04 10 2010 - Finance, Histoire . " Charlemagne, Francfort et le "denier unique" " . Le Monde

Publié le par Nominoe

 

LE MONDE ECONOMIE | 04.10.10 | 15h05

 

Pierre Bezbakh, maître de conférences à l'université Paris-Dauphine

 

 

 

L'Allemagne occupe la première place économique au sein de l'Union européenne et fustige les mauvais élèves qui laissent filer leurs déficits publics.

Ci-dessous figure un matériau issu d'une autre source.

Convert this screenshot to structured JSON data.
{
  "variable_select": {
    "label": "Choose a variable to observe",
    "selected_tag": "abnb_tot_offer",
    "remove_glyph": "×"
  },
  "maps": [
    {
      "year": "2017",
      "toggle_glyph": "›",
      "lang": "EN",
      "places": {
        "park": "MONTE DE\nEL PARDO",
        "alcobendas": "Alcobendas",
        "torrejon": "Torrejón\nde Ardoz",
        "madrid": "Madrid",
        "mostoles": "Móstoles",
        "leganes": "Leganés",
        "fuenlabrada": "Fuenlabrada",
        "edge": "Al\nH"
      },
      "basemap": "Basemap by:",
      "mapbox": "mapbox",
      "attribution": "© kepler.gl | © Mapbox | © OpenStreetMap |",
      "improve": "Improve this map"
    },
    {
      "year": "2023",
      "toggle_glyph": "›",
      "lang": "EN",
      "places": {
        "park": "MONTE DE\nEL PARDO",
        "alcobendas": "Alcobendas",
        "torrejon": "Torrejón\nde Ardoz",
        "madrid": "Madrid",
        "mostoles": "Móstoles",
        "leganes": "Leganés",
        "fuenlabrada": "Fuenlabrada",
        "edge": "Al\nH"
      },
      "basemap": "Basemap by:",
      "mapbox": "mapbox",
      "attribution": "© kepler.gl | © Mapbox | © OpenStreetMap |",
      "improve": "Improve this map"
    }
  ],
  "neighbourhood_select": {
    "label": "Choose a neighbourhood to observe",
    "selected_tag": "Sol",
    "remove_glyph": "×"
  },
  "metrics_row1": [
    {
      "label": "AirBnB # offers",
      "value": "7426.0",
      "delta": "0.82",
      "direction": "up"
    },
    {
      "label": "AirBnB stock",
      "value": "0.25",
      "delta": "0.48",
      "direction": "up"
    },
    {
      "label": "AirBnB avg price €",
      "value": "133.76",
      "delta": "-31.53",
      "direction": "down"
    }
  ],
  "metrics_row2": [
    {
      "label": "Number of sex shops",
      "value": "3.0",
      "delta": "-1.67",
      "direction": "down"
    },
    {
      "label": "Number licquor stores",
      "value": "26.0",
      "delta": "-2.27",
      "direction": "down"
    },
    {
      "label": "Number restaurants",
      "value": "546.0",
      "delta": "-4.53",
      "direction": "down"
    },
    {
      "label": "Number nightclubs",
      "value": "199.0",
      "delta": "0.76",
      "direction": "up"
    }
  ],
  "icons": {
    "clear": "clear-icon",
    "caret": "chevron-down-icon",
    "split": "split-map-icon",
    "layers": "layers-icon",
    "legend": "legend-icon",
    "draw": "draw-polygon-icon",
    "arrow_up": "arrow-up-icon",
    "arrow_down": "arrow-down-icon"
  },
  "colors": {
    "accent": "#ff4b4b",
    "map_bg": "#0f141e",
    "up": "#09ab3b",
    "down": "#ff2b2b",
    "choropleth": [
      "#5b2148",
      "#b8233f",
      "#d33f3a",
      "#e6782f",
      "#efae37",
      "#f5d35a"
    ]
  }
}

Et c'est à Francfort-sur-le-Main que se situe le siège de la Banque centrale européenne (BCE).

 

Si la puissance industrielle allemande remonte au moins aux années qui suivirent la création du IIe Reich (1871) et sa tradition marchande aux temps féodaux (Xe-XVe siècles), la recherche d'une monnaie reconnue, dont la valeur est défendue par le souverain, est encore plus ancienne : dès la fin du VIIIe siècle, Charlemagne mena une réforme monétaire destinée à faciliter les échanges dans son vaste royaume, et fit de Francfort sa capitale financière.

 

Une monnaie commune avait déjà existé en Europe à l'époque de l'Empire romain, avant son effondrement en Occident à la fin du Ve siècle, qui provoqua anarchie politique et régression économique. Mais les conquêtes menées par Charlemagne, devenu roi des Francs en 768, puis empereur en 800, débouchèrent sur la construction d'un nouveau grand ensemble géopolitique et économique.

 

Dans ce contexte, il s'agissait pour Charlemagne de remettre l'émission des monnaies au coeur des prérogatives du souverain, d'unifier les monnaies en circulation, de centraliser la frappe des espèces et de restaurer leur valeur intrinsèque (c'est-à-dire la quantité de métal précieux qu'elles contenaient).

 

DEFENSE DE L'EMPIRE

C'est ainsi qu'il décida, lors d'un concile réunissant les grands princes laïcs et ecclésiastiques à Francfort en 794, que le denier, unité monétaire de référence, devait contenir au moins 1,6 gramme d'argent au lieu de 1,23 précédemment, ce qui représentait une réévaluation d'environ un tiers. Cela s'explique aussi par la raréfaction de la monnaie d'or au sein de l'empire, alors que l'argent y devenait plus abondant en raison de la production minière et des exportations de marchandises réglées en argent.

 

Réévaluer le denier permettait de maintenir sa valeur face aux monnaies d'or qui circulaient en dehors de l'empire, et d'éviter la hausse des prix qu'aurait causée une perte de valeur de la monnaie. Puis, en 805, Charlemagne décréta que les monnaies ne devaient être fabriquées que dans l'atelier du palais impérial situé à Aix-la-Chapelle, avant de tolérer toutefois la frappe dans quelques villes d'importance, telles Francfort, Arles, Lyon, Paris, Rouen ou Trèves...

 

L'influence prise par Francfort s'explique par le désir de renforcer la défense de l'empire, après la difficile conquête des marches orientales qu'il s'agissait alors de mettre en valeur. Il s'agissait aussi de faire de la région de Francfort (dont le nom "Franken-Furt" signifie "le gué des Francs"), le centre d'un trafic marchand fluvial s'effectuant par le Main et le Rhin, et par voie terrestre via de nouvelles routes allant vers l'est.

 

Avoir fait de Francfort le siège de la BCE apparaît donc aujourd'hui doublement symbolique. Sa situation en Allemagne évoque le lien entre valeur de la monnaie et puissance économique, et la ville elle-même, où se trouvait également le siège de la Bundesbank, indique que l'euro ne peut être qu'une monnaie forte, à l'instar de l'ancien mark, capable de rivaliser avec le dollar et d'éviter le risque (supposé) d'un retour de l'inflation.